Characterization of SNAP- and CLIP-tag labeling kinetics. (A) Comparison of labeling kinetics (k_app) between SNAP and SNAPf. (B) Correlation between the SNAP apparent second-order rate constant (k_app) and affinity (K_a = 1/K_d) for different fluorophore substrates. Affinities were obtained for inactive variant SNAP^C145A. Log-transformed values were fitted to a linear model [black line, log(k_app) = log(K_a) × 1.0217 – 0.7407]. The gray area represents the 95% confidence bands (the area in which the true regression line lies with 95% confidence). (C) Comparison of labeling kinetics (k_app) between CLIP and CLIPf. (D) Comparison of labeling kinetics (k_app) between SNAPf and CLIPf. (E) Apparent second-order labeling rate constants (k_app) of SNAP with different substrates.

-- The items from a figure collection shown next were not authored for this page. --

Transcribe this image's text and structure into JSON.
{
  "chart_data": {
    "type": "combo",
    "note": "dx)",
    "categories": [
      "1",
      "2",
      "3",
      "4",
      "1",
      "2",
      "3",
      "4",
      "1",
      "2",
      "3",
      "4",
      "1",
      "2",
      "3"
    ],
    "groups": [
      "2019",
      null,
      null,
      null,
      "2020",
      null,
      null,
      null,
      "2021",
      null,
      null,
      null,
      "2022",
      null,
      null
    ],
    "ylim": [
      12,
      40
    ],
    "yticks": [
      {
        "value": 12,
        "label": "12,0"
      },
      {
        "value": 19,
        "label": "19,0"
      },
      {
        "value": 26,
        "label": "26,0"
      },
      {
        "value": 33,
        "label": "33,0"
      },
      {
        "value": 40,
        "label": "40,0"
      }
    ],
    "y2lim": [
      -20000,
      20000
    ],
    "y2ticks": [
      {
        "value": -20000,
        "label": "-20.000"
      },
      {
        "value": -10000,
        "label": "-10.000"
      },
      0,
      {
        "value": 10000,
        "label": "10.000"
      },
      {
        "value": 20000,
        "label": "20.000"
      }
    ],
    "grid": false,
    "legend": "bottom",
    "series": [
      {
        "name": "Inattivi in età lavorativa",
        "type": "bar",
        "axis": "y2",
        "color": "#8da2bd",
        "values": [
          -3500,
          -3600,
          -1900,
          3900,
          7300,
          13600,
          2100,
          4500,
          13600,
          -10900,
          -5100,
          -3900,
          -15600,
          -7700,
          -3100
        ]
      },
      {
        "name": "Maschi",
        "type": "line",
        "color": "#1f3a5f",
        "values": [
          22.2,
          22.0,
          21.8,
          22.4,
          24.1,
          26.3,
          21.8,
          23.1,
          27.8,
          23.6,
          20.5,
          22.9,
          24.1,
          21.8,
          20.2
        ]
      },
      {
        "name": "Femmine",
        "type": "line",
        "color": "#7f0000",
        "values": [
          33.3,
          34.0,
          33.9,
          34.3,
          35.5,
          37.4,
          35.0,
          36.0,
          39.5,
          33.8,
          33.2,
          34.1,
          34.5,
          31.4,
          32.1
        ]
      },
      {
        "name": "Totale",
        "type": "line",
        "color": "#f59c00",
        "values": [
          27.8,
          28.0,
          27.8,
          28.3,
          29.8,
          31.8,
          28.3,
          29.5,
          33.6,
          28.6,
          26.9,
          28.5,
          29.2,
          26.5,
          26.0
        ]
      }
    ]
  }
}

Kinetics span >3 orders of magnitude (2 orders of magnitude within each substrate class BG/CP). BG-based, non-negatively charged fluorophore substrates reach the fastest labeling kinetics.

Figure 5

Structure–function analysis of SNAP-tag fluorophore–substrate interactions. (A) Structural comparison between SNAP-TMR (PDB entry 6Y8P) and the BG-bound variant of SNAP^C145A (PDB entry 3KZZ). SNAP is represented as a cartoon, and the ligands and residues are represented as sticks. Putative hydrogen bonds and corresponding distances are indicated by dashed lines. (B) Increase in affinity between SNAP^C145A and SNAPf^C145A for different fluorophore substrates. The number in parentheses indicate different linkages of the fluorophore benzyl group to BG.

Figure 6

Comparison of labeling kinetics between SNAP-tag and HaloTag7. Apparent labeling rate constants (k_app) of HT7 span >6 orders of magnitude, while rate constants of SNAP span only >2 orders of magnitude (BG-substrates). The blue area highlights the span of SNAP apparent labeling rate constants. Depending on the application, some substrates should preferentially be employed with HT7 or SNAP to ensure quick labeling. A rate constant of 10⁵ M^–1 s^–1 corresponds to a half-labeling time of ∼7 s at 1 μM substrate, in excess.